Eye shape. Eyes that are slanted, squinted, or have an extremely round appearance with dilated pupils can indicate that a cat is stressed or afraid.

 

Whisker placement. The whiskers of agitated cats may be held back against the face.

 

Rolling on his back. A cat may roll onto his back if he feels threatened. Some people may perceive this as submission, such as when a dog rolls onto his back, but cats will sometimes do this so they can bite and scratch with all four feet.

 

Hunched position. Agitated cats may take hunched positions with raised fur to make themselves look larger and more intimidating.

 

Hissing and growling. These are some of the last warnings that a cat will give before attacking. Not every cat will hiss or growl before biting.

 

What Human Behavior Can Lead to Cat Bites and Aggression?

 

“It is a serious problem when a person fails to read a cat’s body language,” says Dr. Valarie Tynes, DVM, President of the American College of Veterinary Behaviorists and a veterinary services specialist with Ceva Animal Health in Sweetwater, Texas. “Unfortunately a cat’s body language can be subtle and easily missed by pet owners.”

 

“As a general rule of thumb, if a cat is walking away from you, it means they do not want to interact with you … Unfortunately, a large percentage of people will approach an animal even if it walks away from them.”

 

“If you want to show friendly behavior in cat language, you need to sit and let the cat come to you,” says Dr. Tynes. If your cat initiates contact by jumping on your lap or sitting nearby and giving you a friendly nudge with his head, it should be safe to pet him. But still watch his body language. Some cats only enjoy being petted for short periods of time before they need a break.
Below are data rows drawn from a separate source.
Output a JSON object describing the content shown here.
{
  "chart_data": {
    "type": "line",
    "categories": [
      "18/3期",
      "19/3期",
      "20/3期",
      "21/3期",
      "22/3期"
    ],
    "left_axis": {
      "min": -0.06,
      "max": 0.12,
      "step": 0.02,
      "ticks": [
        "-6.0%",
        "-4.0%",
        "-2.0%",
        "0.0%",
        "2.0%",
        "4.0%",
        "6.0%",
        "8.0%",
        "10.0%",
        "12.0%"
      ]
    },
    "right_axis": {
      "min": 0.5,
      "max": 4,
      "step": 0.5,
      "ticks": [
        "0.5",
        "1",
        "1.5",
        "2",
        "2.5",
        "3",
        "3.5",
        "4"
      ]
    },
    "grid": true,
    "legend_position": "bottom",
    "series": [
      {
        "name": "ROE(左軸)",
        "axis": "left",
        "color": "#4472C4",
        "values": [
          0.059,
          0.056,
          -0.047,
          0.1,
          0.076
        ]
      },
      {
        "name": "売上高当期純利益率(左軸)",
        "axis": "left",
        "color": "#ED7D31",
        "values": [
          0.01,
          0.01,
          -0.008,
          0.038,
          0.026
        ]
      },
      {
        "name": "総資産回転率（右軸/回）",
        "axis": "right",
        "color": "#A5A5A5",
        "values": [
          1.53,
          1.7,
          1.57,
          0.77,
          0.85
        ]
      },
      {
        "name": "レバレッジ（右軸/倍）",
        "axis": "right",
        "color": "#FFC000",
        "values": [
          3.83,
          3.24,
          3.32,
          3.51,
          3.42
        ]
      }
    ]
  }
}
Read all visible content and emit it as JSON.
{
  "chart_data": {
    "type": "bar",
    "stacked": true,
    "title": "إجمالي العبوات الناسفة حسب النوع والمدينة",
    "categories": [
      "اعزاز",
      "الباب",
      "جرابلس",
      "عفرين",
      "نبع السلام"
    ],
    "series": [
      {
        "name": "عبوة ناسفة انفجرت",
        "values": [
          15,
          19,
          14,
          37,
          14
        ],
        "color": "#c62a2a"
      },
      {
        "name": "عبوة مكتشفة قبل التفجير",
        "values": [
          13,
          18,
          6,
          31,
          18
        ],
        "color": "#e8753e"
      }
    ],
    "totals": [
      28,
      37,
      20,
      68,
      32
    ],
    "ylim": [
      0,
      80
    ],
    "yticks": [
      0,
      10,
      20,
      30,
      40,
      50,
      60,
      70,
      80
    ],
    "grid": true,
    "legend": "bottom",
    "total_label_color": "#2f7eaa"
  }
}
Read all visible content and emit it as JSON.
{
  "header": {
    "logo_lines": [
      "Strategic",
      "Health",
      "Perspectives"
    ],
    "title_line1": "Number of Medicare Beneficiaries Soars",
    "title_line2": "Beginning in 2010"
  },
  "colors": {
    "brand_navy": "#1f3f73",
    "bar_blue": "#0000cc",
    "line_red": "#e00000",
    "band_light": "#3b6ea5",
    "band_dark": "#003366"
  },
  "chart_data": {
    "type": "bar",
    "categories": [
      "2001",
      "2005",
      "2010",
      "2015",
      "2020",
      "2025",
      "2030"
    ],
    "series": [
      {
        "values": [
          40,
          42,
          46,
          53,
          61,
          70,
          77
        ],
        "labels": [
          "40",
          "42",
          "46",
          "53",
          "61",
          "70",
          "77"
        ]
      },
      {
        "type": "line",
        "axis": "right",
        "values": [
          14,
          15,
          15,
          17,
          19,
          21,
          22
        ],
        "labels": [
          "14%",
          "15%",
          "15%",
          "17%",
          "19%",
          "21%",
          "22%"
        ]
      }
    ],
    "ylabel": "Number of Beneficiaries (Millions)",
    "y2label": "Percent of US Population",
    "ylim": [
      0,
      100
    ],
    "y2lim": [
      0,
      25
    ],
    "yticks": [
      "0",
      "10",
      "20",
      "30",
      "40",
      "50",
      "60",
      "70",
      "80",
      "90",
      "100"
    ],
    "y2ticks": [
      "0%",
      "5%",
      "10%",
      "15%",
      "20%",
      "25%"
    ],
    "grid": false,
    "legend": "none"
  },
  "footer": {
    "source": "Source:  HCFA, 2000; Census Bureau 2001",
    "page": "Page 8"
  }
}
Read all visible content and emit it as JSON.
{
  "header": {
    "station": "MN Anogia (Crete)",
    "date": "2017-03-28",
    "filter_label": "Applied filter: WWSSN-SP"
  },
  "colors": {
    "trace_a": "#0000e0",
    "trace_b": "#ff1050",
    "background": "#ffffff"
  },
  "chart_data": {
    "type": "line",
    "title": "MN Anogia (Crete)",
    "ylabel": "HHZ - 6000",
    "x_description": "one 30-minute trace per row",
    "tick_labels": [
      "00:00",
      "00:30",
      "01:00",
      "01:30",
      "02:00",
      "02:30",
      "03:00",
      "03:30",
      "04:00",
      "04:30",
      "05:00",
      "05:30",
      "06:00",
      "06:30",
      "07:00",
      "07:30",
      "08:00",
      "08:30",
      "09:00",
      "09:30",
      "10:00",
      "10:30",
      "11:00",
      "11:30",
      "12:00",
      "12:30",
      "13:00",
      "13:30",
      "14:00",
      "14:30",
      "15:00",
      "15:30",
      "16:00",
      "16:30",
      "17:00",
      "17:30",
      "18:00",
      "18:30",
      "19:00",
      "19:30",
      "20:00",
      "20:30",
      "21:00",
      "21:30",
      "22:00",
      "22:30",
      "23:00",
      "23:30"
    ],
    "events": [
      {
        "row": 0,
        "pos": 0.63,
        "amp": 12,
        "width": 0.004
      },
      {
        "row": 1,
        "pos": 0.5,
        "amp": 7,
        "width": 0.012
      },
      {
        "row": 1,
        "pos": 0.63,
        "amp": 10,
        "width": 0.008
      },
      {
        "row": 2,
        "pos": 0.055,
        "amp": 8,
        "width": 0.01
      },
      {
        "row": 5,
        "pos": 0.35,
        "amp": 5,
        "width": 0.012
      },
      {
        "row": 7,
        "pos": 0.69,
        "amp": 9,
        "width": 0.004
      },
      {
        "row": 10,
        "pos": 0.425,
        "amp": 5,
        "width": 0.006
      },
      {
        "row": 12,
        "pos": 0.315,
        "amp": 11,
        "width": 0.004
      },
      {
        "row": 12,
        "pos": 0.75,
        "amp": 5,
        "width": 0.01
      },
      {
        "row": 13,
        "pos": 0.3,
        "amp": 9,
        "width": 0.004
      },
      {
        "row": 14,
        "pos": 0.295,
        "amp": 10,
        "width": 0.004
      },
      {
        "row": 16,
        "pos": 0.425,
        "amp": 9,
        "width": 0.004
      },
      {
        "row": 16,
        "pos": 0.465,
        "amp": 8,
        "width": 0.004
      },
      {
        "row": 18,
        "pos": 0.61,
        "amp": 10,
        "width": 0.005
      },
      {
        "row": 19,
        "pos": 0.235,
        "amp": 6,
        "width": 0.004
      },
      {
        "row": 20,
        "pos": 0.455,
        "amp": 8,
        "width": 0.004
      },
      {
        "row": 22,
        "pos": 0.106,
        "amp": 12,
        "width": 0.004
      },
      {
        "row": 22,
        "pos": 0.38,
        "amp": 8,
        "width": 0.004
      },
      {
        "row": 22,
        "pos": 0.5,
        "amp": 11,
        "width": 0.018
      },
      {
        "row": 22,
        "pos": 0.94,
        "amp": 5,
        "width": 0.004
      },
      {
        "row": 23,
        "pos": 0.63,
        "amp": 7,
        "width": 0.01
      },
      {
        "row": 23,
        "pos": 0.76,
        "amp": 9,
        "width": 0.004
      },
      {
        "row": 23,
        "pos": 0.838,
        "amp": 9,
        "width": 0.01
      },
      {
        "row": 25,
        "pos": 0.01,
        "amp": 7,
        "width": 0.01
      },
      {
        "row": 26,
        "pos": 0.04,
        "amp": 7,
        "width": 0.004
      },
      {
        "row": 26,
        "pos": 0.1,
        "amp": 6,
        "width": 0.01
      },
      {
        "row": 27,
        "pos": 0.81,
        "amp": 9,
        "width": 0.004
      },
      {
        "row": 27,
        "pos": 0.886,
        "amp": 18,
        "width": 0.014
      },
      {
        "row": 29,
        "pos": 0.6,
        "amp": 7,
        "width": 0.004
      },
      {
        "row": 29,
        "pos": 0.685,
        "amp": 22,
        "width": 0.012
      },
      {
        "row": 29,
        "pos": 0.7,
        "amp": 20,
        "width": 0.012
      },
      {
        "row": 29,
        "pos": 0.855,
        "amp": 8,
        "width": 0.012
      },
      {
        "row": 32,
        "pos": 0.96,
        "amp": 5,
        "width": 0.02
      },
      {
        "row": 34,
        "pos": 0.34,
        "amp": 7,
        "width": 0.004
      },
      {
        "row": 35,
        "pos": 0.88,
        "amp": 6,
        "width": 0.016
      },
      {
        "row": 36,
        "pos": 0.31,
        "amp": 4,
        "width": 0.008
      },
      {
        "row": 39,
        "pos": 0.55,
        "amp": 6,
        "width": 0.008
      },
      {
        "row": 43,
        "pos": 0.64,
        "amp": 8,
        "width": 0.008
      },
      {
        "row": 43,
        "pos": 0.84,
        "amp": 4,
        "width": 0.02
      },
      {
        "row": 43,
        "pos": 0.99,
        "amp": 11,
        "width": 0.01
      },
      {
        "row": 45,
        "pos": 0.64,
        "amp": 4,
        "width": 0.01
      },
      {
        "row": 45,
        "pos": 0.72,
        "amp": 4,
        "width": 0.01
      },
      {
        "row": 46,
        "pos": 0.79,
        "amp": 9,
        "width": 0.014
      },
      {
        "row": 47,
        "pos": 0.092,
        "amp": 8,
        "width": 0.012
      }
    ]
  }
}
Never chase, grab or hug a cat that is trying to get away from you.

 

It’s especially important to monitor your cats’ behavior around children and guests and offer him safe spots to escape to so that he doesn’t feel agitated or cornered.

 

“Cat owners should speak up and nicely tell their guests if their cat does not like to be pursued. Tell them that pursuing the cat, especially if the cat is walking away, is considered threatening,” said Dr. Tynes.  “If your cat or dog doesn’t like to interact with people, then put them in a safe area with all of his/her needs, such as a litter box, food, water and perch.”

 

Stress and Your Cat

 

Pursuing a cat that does not welcome the interaction is not only stressful and potentially dangerous for people but for cats, too.

 

“Cats can feel fear and anxiety like humans,” says Dr. Tynes.

 

If a cat is often in a state of stress, it can make them ill or even shorten their lifespans, says Hartstein.

 

“No animal wants to live in a constant state of stress,” he says. “It is detrimental to the quality of their lives and their life spans. It’s important to respect your cat’s preferences just as you respect the preferences in any other relationship.”